No, haven't read the whole thread, but will back track after initial comments.
My question is, in a world where such time travel has become common and ordinary, what are the consequences? For example, everyone who'll be famous for any reason will be known from their birth right through their life, even before they achieve whatever it is (for a real life example, think of when Prince Charles or Prince William were born). Criminals would know that they will get away with it, millionaires won't bother working hard to get there (because their names will be in a list of millionaires) and the register of marriages will tell everyone the name of their future spouses.
This is exactly why you see time travel dealt with the way it typically is, meaning it's either restricted to few devices or there's laws against messing up the past.
But what are the consequences? That's easy: the universe wouldn't exist. Really. More after the jump.
What else? What would happen to religions, in a world where the future history books tell you which religions are going to die out and which will become huge? If an asteroid causes worldwide destruction in the year N, won't everyone time travel away from that year to a future time when the effects of the destruction have faded? What else?

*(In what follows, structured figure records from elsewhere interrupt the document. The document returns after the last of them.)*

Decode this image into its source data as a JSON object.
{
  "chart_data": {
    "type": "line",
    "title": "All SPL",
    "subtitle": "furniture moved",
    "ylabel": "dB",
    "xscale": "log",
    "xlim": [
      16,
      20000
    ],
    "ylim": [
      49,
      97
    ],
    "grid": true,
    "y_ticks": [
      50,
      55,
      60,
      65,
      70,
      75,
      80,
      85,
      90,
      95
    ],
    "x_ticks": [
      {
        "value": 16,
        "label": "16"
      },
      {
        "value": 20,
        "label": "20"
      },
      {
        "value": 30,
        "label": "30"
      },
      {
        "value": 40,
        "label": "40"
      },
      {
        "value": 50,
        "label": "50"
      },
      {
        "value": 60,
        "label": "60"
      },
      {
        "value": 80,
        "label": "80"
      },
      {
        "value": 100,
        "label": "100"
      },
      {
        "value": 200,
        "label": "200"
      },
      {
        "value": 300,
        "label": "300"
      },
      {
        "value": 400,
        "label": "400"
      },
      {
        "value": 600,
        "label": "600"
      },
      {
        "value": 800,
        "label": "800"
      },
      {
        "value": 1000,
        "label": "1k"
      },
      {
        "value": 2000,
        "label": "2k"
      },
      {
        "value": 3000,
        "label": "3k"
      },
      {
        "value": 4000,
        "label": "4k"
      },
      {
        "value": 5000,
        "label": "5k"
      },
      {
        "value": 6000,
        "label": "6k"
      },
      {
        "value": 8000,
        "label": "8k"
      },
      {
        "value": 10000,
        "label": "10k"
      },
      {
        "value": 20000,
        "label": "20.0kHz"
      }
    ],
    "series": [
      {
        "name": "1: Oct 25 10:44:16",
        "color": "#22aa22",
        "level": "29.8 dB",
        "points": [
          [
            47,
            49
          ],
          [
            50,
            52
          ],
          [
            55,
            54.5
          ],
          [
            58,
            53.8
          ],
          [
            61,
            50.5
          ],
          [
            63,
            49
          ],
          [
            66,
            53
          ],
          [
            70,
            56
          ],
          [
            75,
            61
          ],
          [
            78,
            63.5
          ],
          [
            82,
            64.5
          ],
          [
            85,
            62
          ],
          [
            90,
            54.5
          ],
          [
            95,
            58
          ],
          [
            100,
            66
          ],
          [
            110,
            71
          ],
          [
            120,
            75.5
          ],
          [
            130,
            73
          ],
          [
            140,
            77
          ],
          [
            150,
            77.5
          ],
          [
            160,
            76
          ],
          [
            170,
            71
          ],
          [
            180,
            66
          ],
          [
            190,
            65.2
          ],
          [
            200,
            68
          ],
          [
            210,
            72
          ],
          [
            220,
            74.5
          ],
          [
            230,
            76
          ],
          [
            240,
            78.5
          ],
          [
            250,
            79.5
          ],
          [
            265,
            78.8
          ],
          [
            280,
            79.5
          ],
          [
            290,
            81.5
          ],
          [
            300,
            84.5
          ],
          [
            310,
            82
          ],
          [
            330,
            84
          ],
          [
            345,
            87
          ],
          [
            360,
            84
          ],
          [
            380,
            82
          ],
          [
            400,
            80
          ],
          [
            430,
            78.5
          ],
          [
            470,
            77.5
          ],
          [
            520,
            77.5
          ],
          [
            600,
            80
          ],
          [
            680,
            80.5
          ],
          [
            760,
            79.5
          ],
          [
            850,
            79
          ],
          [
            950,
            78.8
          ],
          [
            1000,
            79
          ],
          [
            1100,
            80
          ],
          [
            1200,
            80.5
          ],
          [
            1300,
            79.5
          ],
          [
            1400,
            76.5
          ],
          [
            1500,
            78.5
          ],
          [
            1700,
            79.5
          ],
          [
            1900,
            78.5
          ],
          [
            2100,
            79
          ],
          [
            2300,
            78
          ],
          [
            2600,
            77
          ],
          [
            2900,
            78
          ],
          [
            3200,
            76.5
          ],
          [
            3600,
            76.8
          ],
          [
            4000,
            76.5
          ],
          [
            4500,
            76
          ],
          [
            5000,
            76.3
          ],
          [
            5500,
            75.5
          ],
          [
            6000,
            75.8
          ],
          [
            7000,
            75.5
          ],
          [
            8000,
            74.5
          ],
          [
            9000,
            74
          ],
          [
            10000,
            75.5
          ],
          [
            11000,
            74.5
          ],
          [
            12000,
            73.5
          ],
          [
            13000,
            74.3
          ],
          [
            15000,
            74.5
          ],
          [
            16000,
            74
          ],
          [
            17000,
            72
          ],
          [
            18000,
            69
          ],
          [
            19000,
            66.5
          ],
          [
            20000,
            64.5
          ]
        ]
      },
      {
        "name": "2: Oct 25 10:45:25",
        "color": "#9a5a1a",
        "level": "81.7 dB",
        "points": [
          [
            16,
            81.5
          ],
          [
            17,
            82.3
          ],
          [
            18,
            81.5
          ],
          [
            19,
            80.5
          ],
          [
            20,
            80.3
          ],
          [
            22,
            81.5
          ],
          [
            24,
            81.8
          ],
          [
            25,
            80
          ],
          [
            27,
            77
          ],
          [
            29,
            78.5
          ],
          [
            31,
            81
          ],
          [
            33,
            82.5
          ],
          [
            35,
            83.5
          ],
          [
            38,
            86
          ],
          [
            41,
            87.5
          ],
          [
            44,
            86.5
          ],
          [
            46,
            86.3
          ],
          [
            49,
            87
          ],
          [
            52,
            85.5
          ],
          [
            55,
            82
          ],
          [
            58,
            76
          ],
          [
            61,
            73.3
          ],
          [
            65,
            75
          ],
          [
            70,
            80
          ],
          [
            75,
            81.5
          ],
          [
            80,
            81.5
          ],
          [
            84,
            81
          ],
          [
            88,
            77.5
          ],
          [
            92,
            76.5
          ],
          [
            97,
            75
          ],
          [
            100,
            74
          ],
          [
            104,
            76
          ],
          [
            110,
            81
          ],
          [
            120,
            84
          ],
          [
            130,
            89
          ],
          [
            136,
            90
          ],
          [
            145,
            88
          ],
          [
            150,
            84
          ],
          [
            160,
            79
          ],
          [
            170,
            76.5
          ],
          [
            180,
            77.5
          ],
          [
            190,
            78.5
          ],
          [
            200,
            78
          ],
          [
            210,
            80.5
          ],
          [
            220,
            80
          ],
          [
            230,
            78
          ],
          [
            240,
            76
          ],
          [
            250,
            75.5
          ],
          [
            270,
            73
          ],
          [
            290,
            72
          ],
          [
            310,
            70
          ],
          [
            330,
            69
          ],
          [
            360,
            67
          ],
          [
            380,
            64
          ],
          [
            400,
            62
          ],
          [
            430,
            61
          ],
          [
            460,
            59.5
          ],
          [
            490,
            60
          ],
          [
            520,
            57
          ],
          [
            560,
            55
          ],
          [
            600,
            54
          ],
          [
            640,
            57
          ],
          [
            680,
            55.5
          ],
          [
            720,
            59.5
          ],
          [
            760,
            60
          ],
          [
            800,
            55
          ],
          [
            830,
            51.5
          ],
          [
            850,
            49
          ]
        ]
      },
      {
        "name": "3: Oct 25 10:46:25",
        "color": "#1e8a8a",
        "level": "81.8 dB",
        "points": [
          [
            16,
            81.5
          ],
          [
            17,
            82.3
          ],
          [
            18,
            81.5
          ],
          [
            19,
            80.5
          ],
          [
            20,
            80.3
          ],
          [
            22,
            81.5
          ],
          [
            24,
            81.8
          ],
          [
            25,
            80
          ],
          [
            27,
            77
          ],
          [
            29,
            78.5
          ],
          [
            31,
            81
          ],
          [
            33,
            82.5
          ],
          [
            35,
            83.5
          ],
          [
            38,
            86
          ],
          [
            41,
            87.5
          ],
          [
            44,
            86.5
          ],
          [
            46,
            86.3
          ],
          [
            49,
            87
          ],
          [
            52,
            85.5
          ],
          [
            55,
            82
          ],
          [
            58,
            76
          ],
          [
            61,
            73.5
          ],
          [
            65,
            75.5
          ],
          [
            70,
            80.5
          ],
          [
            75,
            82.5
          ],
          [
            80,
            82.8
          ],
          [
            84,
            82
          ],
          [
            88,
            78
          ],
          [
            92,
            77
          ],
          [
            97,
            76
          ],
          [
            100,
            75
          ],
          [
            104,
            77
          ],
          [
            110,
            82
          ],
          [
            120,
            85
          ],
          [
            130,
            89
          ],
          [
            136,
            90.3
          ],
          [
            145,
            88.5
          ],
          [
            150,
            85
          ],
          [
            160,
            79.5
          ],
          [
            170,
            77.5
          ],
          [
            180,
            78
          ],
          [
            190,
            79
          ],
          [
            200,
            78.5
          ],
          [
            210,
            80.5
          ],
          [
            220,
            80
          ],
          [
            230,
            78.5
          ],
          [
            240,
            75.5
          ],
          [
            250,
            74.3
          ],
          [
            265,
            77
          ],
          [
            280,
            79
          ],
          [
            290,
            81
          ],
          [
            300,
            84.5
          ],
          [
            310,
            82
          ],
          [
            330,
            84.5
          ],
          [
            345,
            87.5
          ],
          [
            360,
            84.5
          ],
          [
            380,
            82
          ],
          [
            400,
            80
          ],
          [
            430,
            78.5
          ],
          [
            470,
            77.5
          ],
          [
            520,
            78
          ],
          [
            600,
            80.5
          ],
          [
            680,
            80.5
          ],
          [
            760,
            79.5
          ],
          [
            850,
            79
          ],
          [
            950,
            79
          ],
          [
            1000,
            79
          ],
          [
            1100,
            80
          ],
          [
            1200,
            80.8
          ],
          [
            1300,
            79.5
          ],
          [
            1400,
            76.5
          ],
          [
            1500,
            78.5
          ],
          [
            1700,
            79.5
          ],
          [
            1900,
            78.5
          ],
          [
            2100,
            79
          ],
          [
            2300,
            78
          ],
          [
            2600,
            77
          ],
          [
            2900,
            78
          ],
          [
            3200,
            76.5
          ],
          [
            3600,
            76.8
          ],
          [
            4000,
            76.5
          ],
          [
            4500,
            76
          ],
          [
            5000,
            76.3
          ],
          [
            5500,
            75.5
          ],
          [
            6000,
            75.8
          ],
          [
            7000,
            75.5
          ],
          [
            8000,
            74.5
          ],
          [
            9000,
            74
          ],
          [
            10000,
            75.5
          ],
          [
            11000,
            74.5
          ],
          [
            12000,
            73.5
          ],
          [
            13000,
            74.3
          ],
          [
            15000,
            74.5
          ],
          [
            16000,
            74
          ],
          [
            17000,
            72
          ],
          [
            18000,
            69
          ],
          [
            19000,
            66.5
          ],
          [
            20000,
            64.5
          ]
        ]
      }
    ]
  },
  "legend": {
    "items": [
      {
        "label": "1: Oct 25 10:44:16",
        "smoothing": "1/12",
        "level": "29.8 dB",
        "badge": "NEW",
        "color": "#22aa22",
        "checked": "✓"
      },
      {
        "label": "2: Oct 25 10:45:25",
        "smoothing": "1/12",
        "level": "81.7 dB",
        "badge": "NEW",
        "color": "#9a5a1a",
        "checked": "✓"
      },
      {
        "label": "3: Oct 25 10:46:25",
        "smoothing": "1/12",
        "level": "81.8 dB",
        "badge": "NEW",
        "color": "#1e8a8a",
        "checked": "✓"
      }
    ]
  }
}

No, they'd time travel to prevent the asteroid hit. Because it would be easier. And humans are nothing if not lazy.
Over the course of all the galaxies, all the universes, all the dimensions proposed by real physicists, and the vast amount of time between the big bang and the possible heat death of the universe, anything that can or could happen, will. Somewhere, somehow, anything that is physically possible is not only possible, it passes probable, and becomes essentially mandatory. From weight of sheer numbers.

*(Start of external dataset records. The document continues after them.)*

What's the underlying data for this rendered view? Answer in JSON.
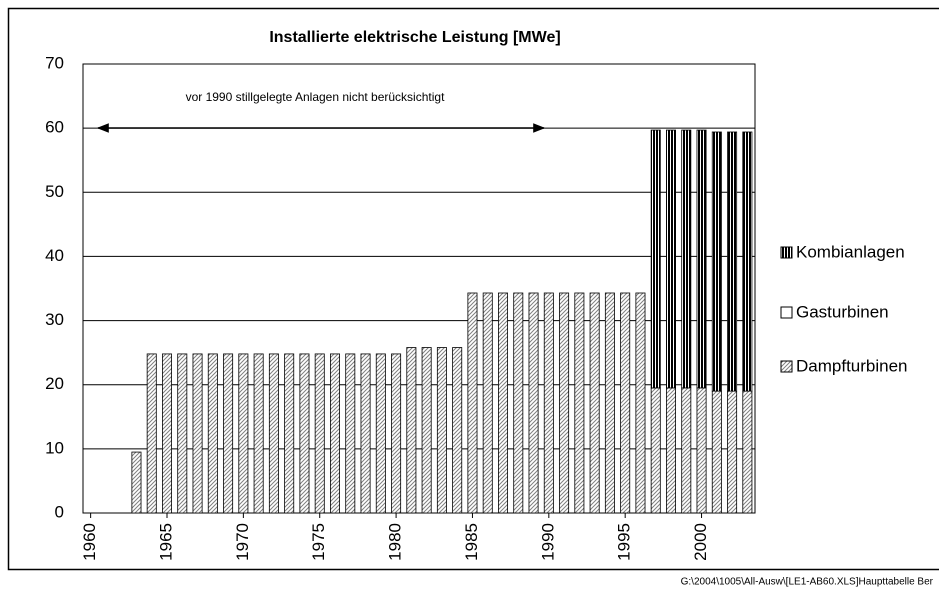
{
  "chart_data": {
    "type": "stacked-bar",
    "title": "Installierte elektrische Leistung  [MWe]",
    "annotation": "vor 1990 stillgelegte Anlagen nicht berücksichtigt",
    "footer": "G:\\2004\\1005\\All-Ausw\\[LE1-AB60.XLS]Haupttabelle  Ber",
    "categories": [
      "1960",
      null,
      null,
      null,
      null,
      "1965",
      null,
      null,
      null,
      null,
      "1970",
      null,
      null,
      null,
      null,
      "1975",
      null,
      null,
      null,
      null,
      "1980",
      null,
      null,
      null,
      null,
      "1985",
      null,
      null,
      null,
      null,
      "1990",
      null,
      null,
      null,
      null,
      "1995",
      null,
      null,
      null,
      null,
      "2000",
      null,
      null,
      null
    ],
    "series": [
      {
        "name": "Dampfturbinen",
        "color": "#808080",
        "values": [
          null,
          null,
          null,
          9.5,
          24.8,
          24.8,
          24.8,
          24.8,
          24.8,
          24.8,
          24.8,
          24.8,
          24.8,
          24.8,
          24.8,
          24.8,
          24.8,
          24.8,
          24.8,
          24.8,
          24.8,
          25.8,
          25.8,
          25.8,
          25.8,
          34.3,
          34.3,
          34.3,
          34.3,
          34.3,
          34.3,
          34.3,
          34.3,
          34.3,
          34.3,
          34.3,
          34.3,
          19.5,
          19.5,
          19.5,
          19.5,
          19.0,
          19.0,
          19.0
        ]
      },
      {
        "name": "Gasturbinen",
        "color": "#ffffff",
        "values": [
          null,
          null,
          null,
          0,
          0,
          0,
          0,
          0,
          0,
          0,
          0,
          0,
          0,
          0,
          0,
          0,
          0,
          0,
          0,
          0,
          0,
          0,
          0,
          0,
          0,
          0,
          0,
          0,
          0,
          0,
          0,
          0,
          0,
          0,
          0,
          0,
          0,
          0,
          0,
          0,
          0,
          0,
          0,
          0
        ]
      },
      {
        "name": "Kombianlagen",
        "color": "#000000",
        "values": [
          null,
          null,
          null,
          0,
          0,
          0,
          0,
          0,
          0,
          0,
          0,
          0,
          0,
          0,
          0,
          0,
          0,
          0,
          0,
          0,
          0,
          0,
          0,
          0,
          0,
          0,
          0,
          0,
          0,
          0,
          0,
          0,
          0,
          0,
          0,
          0,
          0,
          40.2,
          40.2,
          40.2,
          40.2,
          40.4,
          40.4,
          40.4
        ]
      }
    ],
    "ylim": [
      0,
      70
    ],
    "yticks": [
      0,
      10,
      20,
      30,
      40,
      50,
      60,
      70
    ],
    "grid": true
  }
}
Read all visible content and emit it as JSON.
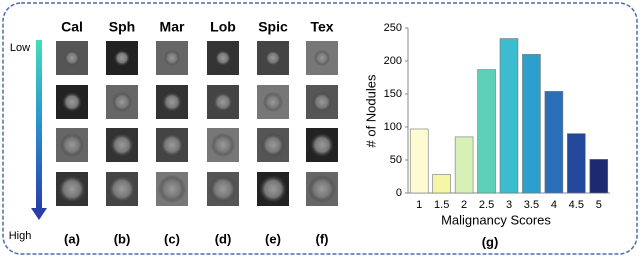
{
  "panel": {
    "columns": [
      "Cal",
      "Sph",
      "Mar",
      "Lob",
      "Spic",
      "Tex"
    ],
    "low": "Low",
    "high": "High",
    "labels": [
      "(a)",
      "(b)",
      "(c)",
      "(d)",
      "(e)",
      "(f)"
    ]
  },
  "chart_data": {
    "type": "bar",
    "panel_label": "(g)",
    "x_label": "Malignancy Scores",
    "y_label": "# of Nodules",
    "categories": [
      "1",
      "1.5",
      "2",
      "2.5",
      "3",
      "3.5",
      "4",
      "4.5",
      "5"
    ],
    "values": [
      97,
      28,
      85,
      187,
      234,
      210,
      154,
      90,
      51
    ],
    "colors": [
      "#fdfbd2",
      "#f5f7a8",
      "#d6f0b8",
      "#5fd0b8",
      "#3bbccf",
      "#2d9fcc",
      "#2a6fb8",
      "#24489a",
      "#1c2a70"
    ],
    "ylim": [
      0,
      250
    ],
    "yticks": [
      0,
      50,
      100,
      150,
      200,
      250
    ]
  }
}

Okay, so therefore, if it were ever possible under any physics paradigm for time travel to exist, it will, and might already. And considering it's time travel, that means if it ever happens in the future, it still exists now as they could travel to now. My head hurts already. But, the point being, if time travel inevitably exists, then also inevitably someone's invented it and used it. In some dimension or pocket universe somewhere someone has gotten the hair-brained idea to go watch the big bang.
But, not only would our one time traveler have done so, just about anyone with access to the device and an ounce of curiosity would as well. Remember, weight of numbers. So you have tens, hundreds, thousands, millions? Billions? of time travelers taking a gander and the pop gun that started the race. Over all of time after the device is invented, all species, all planets with access to it, again, sheer numbers dictates that not only will someone do it, but a massive amount of beings are likely to do so.
Forget the doctor letting Rory's da dangle his feet out of the TARDIS and have a snack, watching the big bang would be like a stadium event. You'd have people hawking tickets and punters queued up round the block... you know what I mean. Now, the presence of the time traveling punters would interact with the bang itself. The energy released would interact with the matter of the devices and travelers themselves...
Which would mess up the distribution of stuff released from the big bang, causing those universes to evolve differently. Or exactly as they "were meant to." Point being, things would get messy. If any of a billions things didn't go just so, we wouldn't be here to talk about it. If you've got millions of punters having a go at the big bang, they're going to mess with the distribution of matter and energy in their universe altering it impossibly.
So... any universe where the physics make it possible for time travel to exist, it inevitably would exist... which would cause a temporal traffic jam just as inevitably thereby mucking about with the early universe which would make that universe go sideways in a hurry.
Thankfully our universe is here, as far as we can tell, therefore, time travel is impossible with our universe's physics.